Marija Ružička Strozzi (3 August 1850 – 28 September 1937) was a Croatian actress. French Le Journal illustré named her "the greatest tragedy performer in all of Slavic South".

==Early life and singing career==
Marija Terezija Ružička was born on 3 August 1850 in a Moravian town of Litovel to Leopold Růžička and Terezija Mauler. When Strozzi was four months old, actor Josip Freudenreich recommended her father to Dimitrija Demeter who invited him to join the Croatian National Theatre's orchestra so the family moved to Zagreb. At first, she attended German monastery school and performed for the first time in the monastery festivities. At the age of 15, she enrolled at the singing course of the Croatian Music Institute where she was trained by Vatroslav Lichtenegger. In 1878, she was trained in Burgtheater. In 1864, Strozzi performed at the Zagreb premiere of Ivan Köck's operetta Šerežanin as Clementine. In 1866, at the concert in Croatian Music Institute, she sang the soprano aria from Giuseppe Verdi's opera Nabucco. In the same time, Strozzi was preparing for the study at the Vienesse University of Music and Performing Arts but damaged the vocals (alto) and had to give up singing. She was so devastated that she wanted to commit suicide.

==Acting career==
After medical treatment, Strozzi started taking private acting lessons from Josip Freudenreich, as recommended by Dimitrija Demeter. On 2 January 1868, she debuted in the Croatian National Theatre (HNK) as Jeane d'Eyre in the Charlotte Birch-Pfeiffer's drama Orphan of Lowood. On 17 February, she got permanent employment at HNK, at first playing sentimental naive girls and women, and girls and women in conversational cheerful games, occasionally performing in operas and operettas. Gradually, she played more complex characters from classical comedies, tragedies, civil dramas and conversational pieces. Her inseparable partner was Andrija Fijan with whom she performed in thirty-three seasons and performed in some of her major roles between 1880 and 1910. She performed in theaters in Dubrovnik, Pazin, Pula, Rijeka, Split, Zadar, Trieste, Brno, Sofia and Prague. Before the performance in Zadar, members of the Autonomist Party threatened her with a murder if she spoke Croatian on the stage which she ignored. She was also translating plays from Italian, Czech, and French into Croatian.

==Private life==
Marija Ružička Strozzi married marquess Ferdinand de Strozzi on 20 February 1871. Her husband was a member of the old Florentine noble family. Strozzi's were the largest Croatian art dynasty. The couple had 8 children, 5 of which died of diphtheria and tuberculosis shortly after they were born so only three survived into adulthood, one of which died in the First World War. When her son Tito wanted to leave Zagreb and start building a career in Vienna, just before the First World War, she wrote to him: "Tito, you, as a Croat, intend to leave your homeland so relentlessly?"

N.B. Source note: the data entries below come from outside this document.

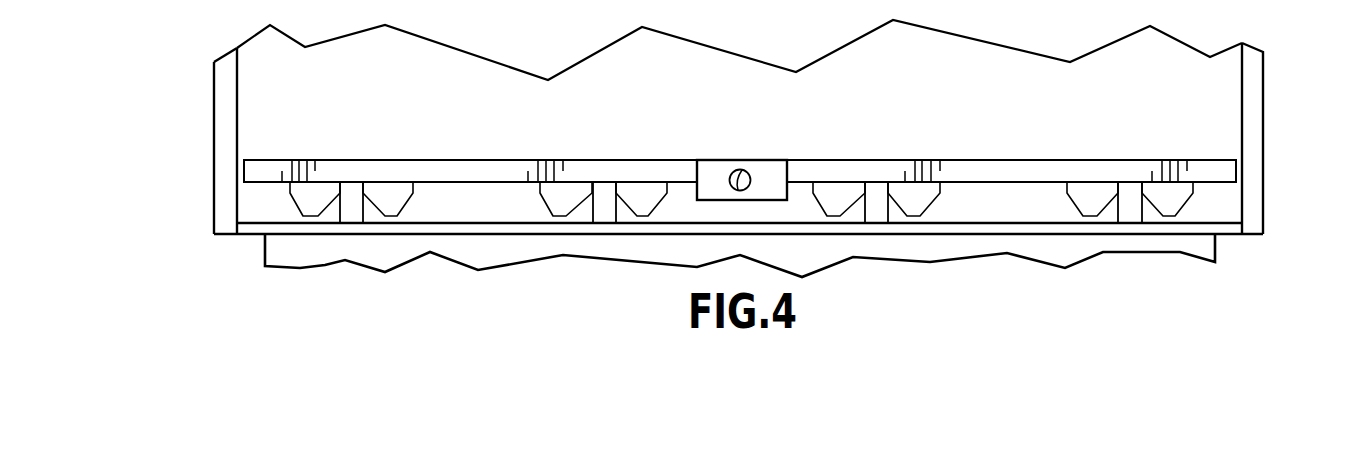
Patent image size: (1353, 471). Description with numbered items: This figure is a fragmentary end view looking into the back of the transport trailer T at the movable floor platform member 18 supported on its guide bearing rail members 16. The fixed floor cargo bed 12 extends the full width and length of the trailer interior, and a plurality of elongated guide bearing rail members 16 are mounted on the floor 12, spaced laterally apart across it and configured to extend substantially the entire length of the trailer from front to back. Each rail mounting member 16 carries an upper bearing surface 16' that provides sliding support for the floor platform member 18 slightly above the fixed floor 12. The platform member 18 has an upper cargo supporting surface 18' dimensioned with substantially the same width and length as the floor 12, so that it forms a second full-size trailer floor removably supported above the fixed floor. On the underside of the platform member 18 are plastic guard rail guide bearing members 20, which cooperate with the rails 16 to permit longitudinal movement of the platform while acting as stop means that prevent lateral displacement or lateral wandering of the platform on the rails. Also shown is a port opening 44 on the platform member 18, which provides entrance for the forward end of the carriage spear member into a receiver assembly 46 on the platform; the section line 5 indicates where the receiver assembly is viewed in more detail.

The floor cargo bed 12 is at (1220, 222).
The transport trailer T is at (1038, 62).
The floor platform member 18 is at (740, 143).
The upper cargo supporting surface 18' is at (734, 139).
The receiver assembly 46 is at (768, 168).
The port opening 44 is at (740, 170).
The guide bearing rail member 16 is at (743, 244).
The upper bearing surface 16' is at (741, 167).
The guard rail guide bearing member 20 is at (545, 200).
The section line 5- 5 is at (662, 130).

She was an honorary member of the Brethren of the Croatian Dragon, National Theater in Prague and Yugoslav-Czechoslovak League. In 1928, President Tomáš Garrigue Masaryk awarded her the Order of the White Lion.

==Legacy==
- In 1935, a memorial plaque was erected in her honor in Litovel but it was removed during the German occupation of Czechoslovakia, and returned in 2013.
- In the HNK's foyer, there are two of her bronze busts that were erected during her life.
- She is pictured on one of the solemn curtains of the Croatian National Theater in Zagreb, authored by Vlaho Bukovac.
- In 2000, Croatian Post issued a stamp with her portrait.
- Park in Varaždinske Toplice is named after her.